Pak put a fine point on the apparent motive:
- “As a medical professional, Dr. Burton violated both his legal and ethical responsibilities when he knowingly wrote hundreds of illegal opioid prescriptions in exchange for sexual favors.”
Authorities caught on to Burton when they realized he was dispensing prescriptions for opioids even though he didn’t have a medical clinic or regular list of patients. Here’s the description released by Pak’s office:
- “Over a roughly two-year period beginning in July 2015, Burton wrote over 1,500 prescriptions for controlled substances – including over 1,100 prescriptions for opioid painkillers such as oxycodone, hydrocodone, and methadone – irrespective of any legitimate medical purpose and outside the normal course of professional practice.

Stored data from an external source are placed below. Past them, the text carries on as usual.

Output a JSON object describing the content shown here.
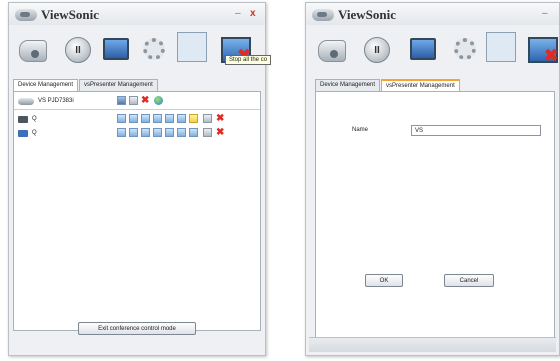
{
  "app": {
    "brand": "ViewSonic",
    "minimize": "–",
    "close": "x"
  },
  "colors": {
    "accent_tab": "#f4a531",
    "delete_red": "#e02b24",
    "window_bg": "#eef0f3"
  },
  "icons": {
    "toolbar": [
      "camera-icon",
      "pause-icon",
      "monitor-icon",
      "settings-gear-icon",
      "quad-split-icon",
      "stop-display-icon"
    ]
  },
  "left": {
    "tabs": [
      "Device Management",
      "vsPresenter Management"
    ],
    "tooltip": "Stop all the co",
    "devices": [
      {
        "label": "VS PJD7383i",
        "icon": "projector-icon"
      },
      {
        "label": "Q",
        "icon": "computer-icon"
      },
      {
        "label": "Q",
        "icon": "computer-icon"
      }
    ],
    "exit_button": "Exit conference control mode"
  },
  "right": {
    "tabs": [
      "Device Management",
      "vsPresenter Management"
    ],
    "name_label": "Name",
    "name_value": "VS",
    "ok_button": "OK",
    "cancel_button": "Cancel"
  }
}
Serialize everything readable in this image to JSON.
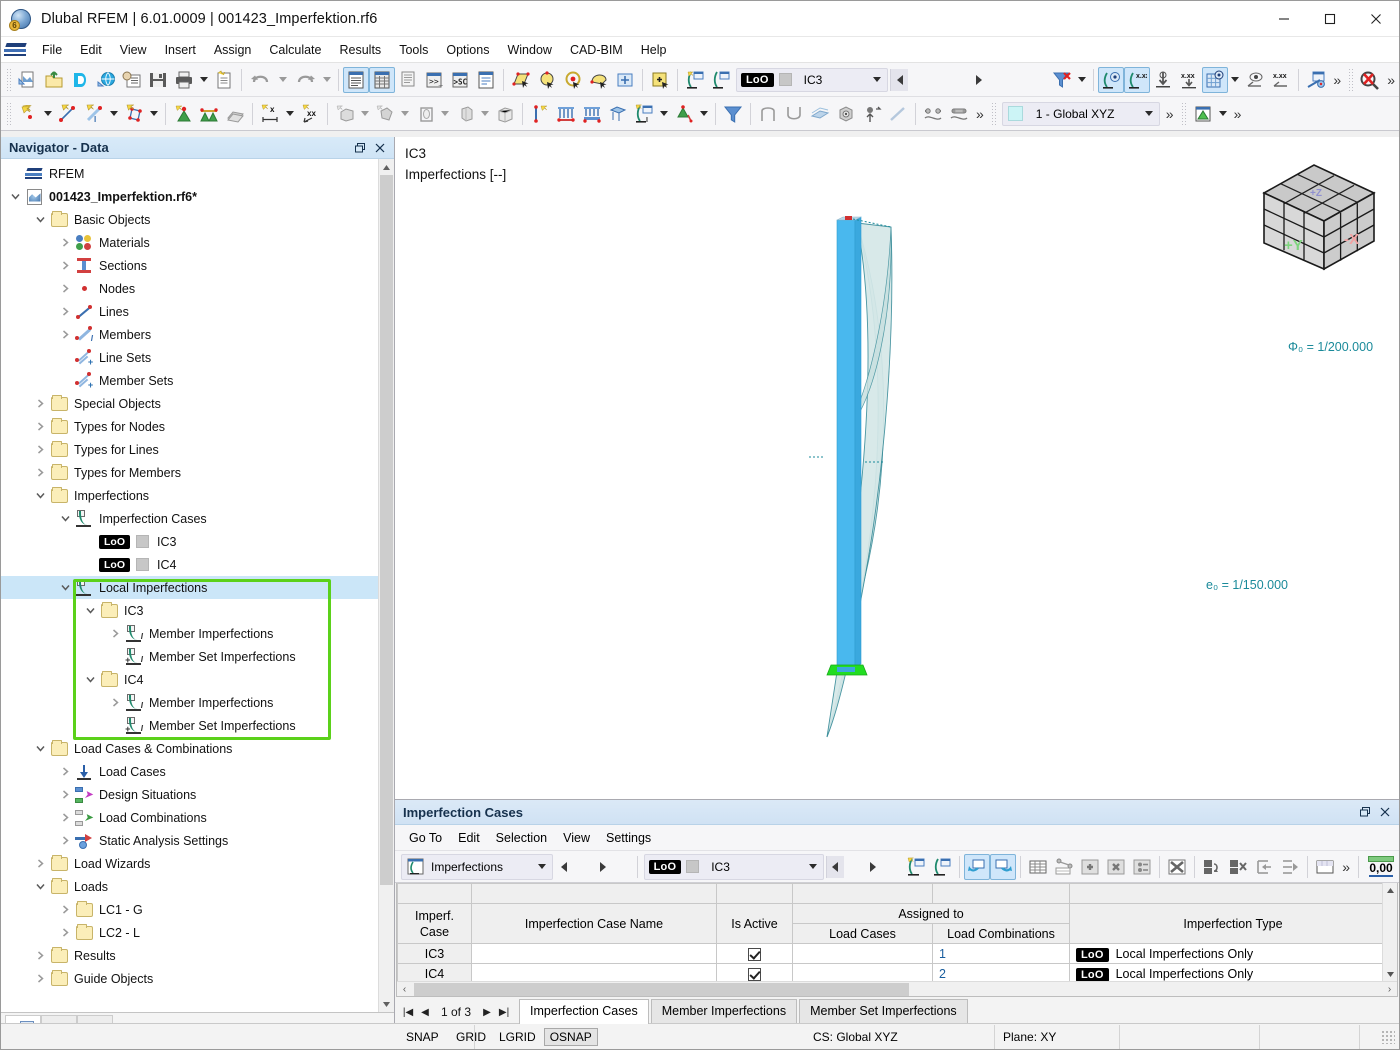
{
  "titlebar": {
    "title": "Dlubal RFEM | 6.01.0009 | 001423_Imperfektion.rf6",
    "minimize": "–",
    "maximize": "☐",
    "close": "✕"
  },
  "menubar": {
    "items": [
      "File",
      "Edit",
      "View",
      "Insert",
      "Assign",
      "Calculate",
      "Results",
      "Tools",
      "Options",
      "Window",
      "CAD-BIM",
      "Help"
    ]
  },
  "toolbar": {
    "imperfection_combo": {
      "chip": "LoO",
      "value": "IC3"
    },
    "cs_combo": {
      "value": "1 - Global XYZ"
    },
    "overflow": "»"
  },
  "navigator": {
    "title": "Navigator - Data",
    "restore_icon": "restore-icon",
    "close_icon": "close-icon",
    "tree": [
      {
        "label": "RFEM",
        "depth": 0,
        "icon": "rfem-logo-icon",
        "exp": "none",
        "bold": false
      },
      {
        "label": "001423_Imperfektion.rf6*",
        "depth": 0,
        "icon": "model-icon",
        "exp": "open",
        "bold": true
      },
      {
        "label": "Basic Objects",
        "depth": 1,
        "icon": "folder-icon",
        "exp": "open",
        "bold": false
      },
      {
        "label": "Materials",
        "depth": 2,
        "icon": "materials-icon",
        "exp": "closed",
        "bold": false
      },
      {
        "label": "Sections",
        "depth": 2,
        "icon": "sections-icon",
        "exp": "closed",
        "bold": false
      },
      {
        "label": "Nodes",
        "depth": 2,
        "icon": "node-icon",
        "exp": "closed",
        "bold": false
      },
      {
        "label": "Lines",
        "depth": 2,
        "icon": "line-icon",
        "exp": "closed",
        "bold": false
      },
      {
        "label": "Members",
        "depth": 2,
        "icon": "member-icon",
        "exp": "closed",
        "bold": false
      },
      {
        "label": "Line Sets",
        "depth": 2,
        "icon": "line-set-icon",
        "exp": "none",
        "bold": false
      },
      {
        "label": "Member Sets",
        "depth": 2,
        "icon": "member-set-icon",
        "exp": "none",
        "bold": false
      },
      {
        "label": "Special Objects",
        "depth": 1,
        "icon": "folder-icon",
        "exp": "closed",
        "bold": false
      },
      {
        "label": "Types for Nodes",
        "depth": 1,
        "icon": "folder-icon",
        "exp": "closed",
        "bold": false
      },
      {
        "label": "Types for Lines",
        "depth": 1,
        "icon": "folder-icon",
        "exp": "closed",
        "bold": false
      },
      {
        "label": "Types for Members",
        "depth": 1,
        "icon": "folder-icon",
        "exp": "closed",
        "bold": false
      },
      {
        "label": "Imperfections",
        "depth": 1,
        "icon": "folder-icon",
        "exp": "open",
        "bold": false
      },
      {
        "label": "Imperfection Cases",
        "depth": 2,
        "icon": "imperfection-icon",
        "exp": "open",
        "bold": false
      },
      {
        "label": "IC3",
        "depth": 3,
        "icon": "loo-chip",
        "exp": "none",
        "bold": false,
        "chip": "LoO"
      },
      {
        "label": "IC4",
        "depth": 3,
        "icon": "loo-chip",
        "exp": "none",
        "bold": false,
        "chip": "LoO"
      },
      {
        "label": "Local Imperfections",
        "depth": 2,
        "icon": "imperfection-icon",
        "exp": "open",
        "bold": false,
        "selected": true
      },
      {
        "label": "IC3",
        "depth": 3,
        "icon": "folder-icon",
        "exp": "open",
        "bold": false
      },
      {
        "label": "Member Imperfections",
        "depth": 4,
        "icon": "member-imperfection-icon",
        "exp": "closed",
        "bold": false
      },
      {
        "label": "Member Set Imperfections",
        "depth": 4,
        "icon": "member-set-imperfection-icon",
        "exp": "none",
        "bold": false
      },
      {
        "label": "IC4",
        "depth": 3,
        "icon": "folder-icon",
        "exp": "open",
        "bold": false
      },
      {
        "label": "Member Imperfections",
        "depth": 4,
        "icon": "member-imperfection-icon",
        "exp": "closed",
        "bold": false
      },
      {
        "label": "Member Set Imperfections",
        "depth": 4,
        "icon": "member-set-imperfection-icon",
        "exp": "none",
        "bold": false
      },
      {
        "label": "Load Cases & Combinations",
        "depth": 1,
        "icon": "folder-icon",
        "exp": "open",
        "bold": false
      },
      {
        "label": "Load Cases",
        "depth": 2,
        "icon": "load-case-icon",
        "exp": "closed",
        "bold": false
      },
      {
        "label": "Design Situations",
        "depth": 2,
        "icon": "design-situation-icon",
        "exp": "closed",
        "bold": false
      },
      {
        "label": "Load Combinations",
        "depth": 2,
        "icon": "load-combination-icon",
        "exp": "closed",
        "bold": false
      },
      {
        "label": "Static Analysis Settings",
        "depth": 2,
        "icon": "static-analysis-icon",
        "exp": "closed",
        "bold": false
      },
      {
        "label": "Load Wizards",
        "depth": 1,
        "icon": "folder-icon",
        "exp": "closed",
        "bold": false
      },
      {
        "label": "Loads",
        "depth": 1,
        "icon": "folder-icon",
        "exp": "open",
        "bold": false
      },
      {
        "label": "LC1 - G",
        "depth": 2,
        "icon": "folder-icon",
        "exp": "closed",
        "bold": false
      },
      {
        "label": "LC2 - L",
        "depth": 2,
        "icon": "folder-icon",
        "exp": "closed",
        "bold": false
      },
      {
        "label": "Results",
        "depth": 1,
        "icon": "folder-icon",
        "exp": "closed",
        "bold": false
      },
      {
        "label": "Guide Objects",
        "depth": 1,
        "icon": "folder-icon",
        "exp": "closed",
        "bold": false
      }
    ],
    "highlight_color": "#5bd11a",
    "footer_tabs": [
      "navigator-tab-data",
      "navigator-tab-display",
      "navigator-tab-views"
    ]
  },
  "viewport": {
    "title_line1": "IC3",
    "title_line2": "Imperfections [--]",
    "annotation_phi": "Φ₀ =  1/200.000",
    "annotation_e0": "e₀ =  1/150.000",
    "cube_axis_y": "+Y",
    "cube_axis_x": "-X",
    "member_color": "#49b8ee",
    "imperfection_color": "#cfe4e4",
    "annotation_color": "#1a8a9a",
    "support_color": "#22dd22"
  },
  "table_panel": {
    "title": "Imperfection Cases",
    "restore_icon": "restore-icon",
    "close_icon": "close-icon",
    "menu": [
      "Go To",
      "Edit",
      "Selection",
      "View",
      "Settings"
    ],
    "combo_left": {
      "value": "Imperfections"
    },
    "combo_right": {
      "chip": "LoO",
      "value": "IC3"
    },
    "overflow": "»",
    "numeric_badge": "0,00",
    "columns": {
      "col1_line1": "Imperf.",
      "col1_line2": "Case",
      "col2": "Imperfection Case Name",
      "col3": "Is Active",
      "group": "Assigned to",
      "col4": "Load Cases",
      "col5": "Load Combinations",
      "col6": "Imperfection Type"
    },
    "rows": [
      {
        "case": "IC3",
        "name": "",
        "active": true,
        "load_cases": "",
        "load_combinations": "1",
        "type_chip": "LoO",
        "type": "Local Imperfections Only"
      },
      {
        "case": "IC4",
        "name": "",
        "active": true,
        "load_cases": "",
        "load_combinations": "2",
        "type_chip": "LoO",
        "type": "Local Imperfections Only"
      }
    ],
    "pager": {
      "first": "|◀",
      "prev": "◀",
      "text": "1 of 3",
      "next": "▶",
      "last": "▶|"
    },
    "tabs": [
      {
        "label": "Imperfection Cases",
        "active": true
      },
      {
        "label": "Member Imperfections",
        "active": false
      },
      {
        "label": "Member Set Imperfections",
        "active": false
      }
    ]
  },
  "statusbar": {
    "snap": "SNAP",
    "grid": "GRID",
    "lgrid": "LGRID",
    "osnap": "OSNAP",
    "cs": "CS: Global XYZ",
    "plane": "Plane: XY"
  }
}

- “These illegitimate prescriptions amounted to over 108,000 individual doses of opioids, including over 66,000 30 mg oxycodone pills.
- “Burton wrote the bulk of these prescriptions to women in exchange for sexual favors and romantic affection. With his knowledge, many of the recipients of these prescriptions, in turn, sold or bartered the prescriptions. The approximate street value of the oxycodone pills that Burton prescribed exceeds $2 million.”